Le viel homme-sandwich et la mer
J'espérais voir un film sérieux sur le Vendée Globe, un homme seul affrontant les éléments pendant 70 jours. Sauf que la production a jugé probablement chiante l'idée de faire un film à la Hemingway où on voit les doutes d'un homme seul au milieu des flots. Elle décide alors de faire entrer dans le film un clandestin ronchon et une batterie d'appareils de télécommunications qui vont faire du DCNS 1000 un refuge et un centre d'appel où la VHF, Skype et le téléphone satellite sonnent sans cesse pour interrompre le peu de solitude qui pouvait rester à ce pauvre Yann. Même la maitresse de la classe de CP de sa fille passe un coup de fil à l'improviste pour demander la météo au skipper.
Au départ, il y avait une envie de filmer la beauté de la course en solitaire la plus démente qui existe. On retrouve des traces de ce beau projet dans les images magnifiques de l'océan déchainé et du combat permanent du skipper contre la dérive.

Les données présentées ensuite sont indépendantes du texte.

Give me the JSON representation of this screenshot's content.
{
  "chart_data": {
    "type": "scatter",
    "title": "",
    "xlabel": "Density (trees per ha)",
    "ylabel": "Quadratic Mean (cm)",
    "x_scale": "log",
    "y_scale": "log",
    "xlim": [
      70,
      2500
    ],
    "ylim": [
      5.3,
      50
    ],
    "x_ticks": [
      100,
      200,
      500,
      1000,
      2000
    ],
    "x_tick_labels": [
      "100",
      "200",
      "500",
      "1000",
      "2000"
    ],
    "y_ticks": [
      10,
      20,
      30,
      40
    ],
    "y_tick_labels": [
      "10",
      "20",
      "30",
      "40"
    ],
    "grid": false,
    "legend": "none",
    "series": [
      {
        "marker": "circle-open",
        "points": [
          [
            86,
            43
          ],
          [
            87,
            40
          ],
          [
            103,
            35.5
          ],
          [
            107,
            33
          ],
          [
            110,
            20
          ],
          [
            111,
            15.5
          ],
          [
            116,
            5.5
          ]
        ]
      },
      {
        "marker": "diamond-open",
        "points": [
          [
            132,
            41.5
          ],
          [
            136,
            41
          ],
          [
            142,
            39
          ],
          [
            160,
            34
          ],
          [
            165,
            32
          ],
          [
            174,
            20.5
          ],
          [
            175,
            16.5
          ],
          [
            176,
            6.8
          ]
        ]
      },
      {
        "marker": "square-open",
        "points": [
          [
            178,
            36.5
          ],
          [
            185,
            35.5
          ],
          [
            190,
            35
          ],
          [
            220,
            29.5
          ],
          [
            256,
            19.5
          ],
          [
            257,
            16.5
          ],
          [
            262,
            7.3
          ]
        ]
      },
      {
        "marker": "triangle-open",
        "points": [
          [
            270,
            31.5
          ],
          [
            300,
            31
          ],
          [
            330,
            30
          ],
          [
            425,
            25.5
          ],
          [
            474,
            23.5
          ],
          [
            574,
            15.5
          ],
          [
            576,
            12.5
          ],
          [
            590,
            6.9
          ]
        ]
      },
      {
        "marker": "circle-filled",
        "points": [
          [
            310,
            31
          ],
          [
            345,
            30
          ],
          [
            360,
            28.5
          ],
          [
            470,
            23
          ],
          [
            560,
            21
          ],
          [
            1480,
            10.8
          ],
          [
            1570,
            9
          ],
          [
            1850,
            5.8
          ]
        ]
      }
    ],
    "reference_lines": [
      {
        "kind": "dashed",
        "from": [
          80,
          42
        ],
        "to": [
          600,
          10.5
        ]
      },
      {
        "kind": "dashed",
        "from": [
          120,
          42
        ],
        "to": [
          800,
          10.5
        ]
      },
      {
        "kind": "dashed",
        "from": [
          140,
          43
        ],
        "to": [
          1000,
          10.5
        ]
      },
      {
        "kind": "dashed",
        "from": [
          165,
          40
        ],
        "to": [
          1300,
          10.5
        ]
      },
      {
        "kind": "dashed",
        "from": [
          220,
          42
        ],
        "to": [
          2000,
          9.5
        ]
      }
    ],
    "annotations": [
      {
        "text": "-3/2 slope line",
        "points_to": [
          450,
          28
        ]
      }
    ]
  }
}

Il y aussi des moments intéressants sur la gestion du sommeil dans un navire chaotique, la surveillance permanente des instruments ou le secours à un concurrent en détresse. Un peu de gestion d'espace et des rations à la Interstellar. Et aussi l'alternance du spleen et de l'euphorie qui caractérise l'homme solitaire dans sa quête folle. Le tout joué par un François Cluzet pas bavard, entièrement dédié à sa course en solitaire. Voilà assez pour cliquer sur 6 étoiles jaunes.
Mais pour profiter de cette moitié de film magnifique, il faut supporter la traversée en solitaire d'un téléfilm du mardi soir sur TF1. Ça commence par une histoire de famille inutile où Yann se tape Virgine Efira, la sœur de son pote, Guillaume Cannet, le skipper qui devait conduire le bateau mais doit abandonner à cause d'un accident de moto (probablement du au souvenir de la médiocrité des Petits Mouchoirs). Ça continue avec sa petite fille qui n'aime plus personne parce que son père est en mer pendant 3 mois, tout fout le camp dans les familles de marin. Et puis après on vous met un clandestin à bord dont les dialogues ont probablement été emprunté à Julie Lescaux : il est malade mais il pense qu'il est maudit et il en a marre d'être en mer, quitte à se jeter devant le premier navire marchant croisé, voilà pour sa prestation. Yann passe 70 jours avec un marocain désespéré qui ne dit rien, si son chien était rentré dans le bateau par inadvertance, le scénario aurait été le même. Et enfin, pour finir, vous devrez subir une inception de haut niveau avec un logo DCNS à chaque plan. Ce n'est plus du placement de produits à ce niveau là, c'est du placement d'acteurs dans le produit. Merci à vous de filer un bateau mais vous auriez pu la jouer plus discret du côté du service comm corporate trop habitué au publirédactionnel.
Un jour, le cinéma français visera des marchés internationaux. En partant d'une bonne idée, il ira chercher des financements à la hauteur de ses ambitions et évitera de dire oui à toutes les demandes des entreprises et des chaines de télé qui le financent. François Cluzet a assez de talent pour qu'on le laisse vraiment en solitaire loin des niaiseries des terriens.